Boyamin menduga Djoko Tjandra melakukan rekam data pada tanggal itu dan e-KTP miliknya langsung dicetak pada saat yang sama. Di sisi lain, Boyamin menyebut seharusnya Djoko Tjandra tidak bisa mendapatkan e-KTP karena data dirinya nonaktif.

"Joko Soegiarto Tjandra karena di luar negeri hingga Mei 2020 dan tidak melakukan rekam data KTP elektronik maka sesuai ketentuan datanya nonaktif sejak 31 Desember 2018," ujar Boyamin.

"Semestinya Joko Soegiarto Tjandra tidak bisa mencetak KTP dengan identitas WNI dikarenakan telah menjadi warga negara lain Papua Nugini dalam bentuk memiliki paspor Negara Papua Nugini," imbuhnya.

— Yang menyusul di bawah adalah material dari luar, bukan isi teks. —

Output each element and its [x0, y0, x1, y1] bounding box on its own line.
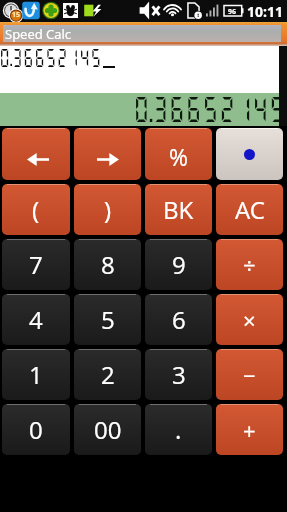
staticText: 4: [29, 303, 43, 336]
button[interactable]: ×: [216, 294, 283, 345]
staticText: 0.36652145: [0, 46, 102, 68]
button[interactable]: +: [216, 404, 283, 455]
staticText: 6: [172, 303, 186, 336]
staticText: 15: [12, 10, 20, 20]
staticText: 1: [29, 358, 43, 391]
button[interactable]: 5: [74, 294, 141, 345]
button[interactable]: 7: [2, 239, 70, 290]
staticText: BK: [163, 193, 194, 226]
button[interactable]: (: [2, 184, 70, 235]
staticText: 2: [101, 358, 115, 391]
button[interactable]: ): [74, 184, 141, 235]
staticText: 3: [172, 358, 186, 391]
button[interactable]: 6: [145, 294, 212, 345]
button[interactable]: ÷: [216, 239, 283, 290]
staticText: 5: [101, 303, 115, 336]
staticText: AC: [235, 193, 265, 226]
button[interactable]: 4: [2, 294, 70, 345]
button[interactable]: −: [216, 349, 283, 400]
staticText: −: [243, 360, 256, 390]
button[interactable]: 0: [2, 404, 70, 455]
staticText: Speed Calc: [5, 25, 71, 42]
button[interactable]: 8: [74, 239, 141, 290]
staticText: (: [32, 193, 40, 226]
button[interactable]: 3: [145, 349, 212, 400]
button[interactable]: 9: [145, 239, 212, 290]
button[interactable]: %: [145, 128, 212, 180]
staticText: ×: [243, 305, 256, 335]
button[interactable]: Move cursor right: [74, 128, 141, 180]
staticText: ): [104, 193, 112, 226]
button[interactable]: 00: [74, 404, 141, 455]
button[interactable]: AC: [216, 184, 283, 235]
staticText: 8: [101, 248, 115, 281]
staticText: 0.36652145: [133, 93, 286, 124]
staticText: 10:11: [247, 2, 283, 21]
staticText: 9: [172, 248, 186, 281]
staticText: .: [175, 413, 182, 446]
staticText: 00: [94, 413, 122, 446]
staticText: %: [169, 141, 188, 172]
button[interactable]: Move cursor left: [2, 128, 70, 180]
staticText: ÷: [243, 250, 256, 280]
button[interactable]: 2: [74, 349, 141, 400]
button[interactable]: .: [145, 404, 212, 455]
staticText: 7: [29, 248, 43, 281]
staticText: 96: [228, 7, 236, 17]
staticText: +: [243, 415, 256, 445]
button[interactable]: BK: [145, 184, 212, 235]
button[interactable]: 1: [2, 349, 70, 400]
staticText: 0: [29, 413, 43, 446]
button[interactable]: Memory: [216, 128, 283, 180]
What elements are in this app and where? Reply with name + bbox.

Dia juga merujuk adanya data diri yang berbeda, yaitu tahun lahir Djoko Tjandra pada e-KTP baru tahun 1951, sedangkan di dokumen lama pada putusan PK tahun 2009 tertulis 1950. Dari situ, menurut Boyamin, pengajuan PK saat ini seharusnya dihentikan prosesnya oleh PN Jaksel.

"Atas dasar KTP WNI tidak sah dan perbedaan tahun lahir KTP baru 1951 dengan dokumen lama di Pengadilan tahun lahir 1950 maka semestinya Pengadilan Negeri Jakarta Selatan semestinya menghentikan proses persidangan PK yang diajukan Joko Tjandra," kata Boyamin, seperti dilansir detikcom.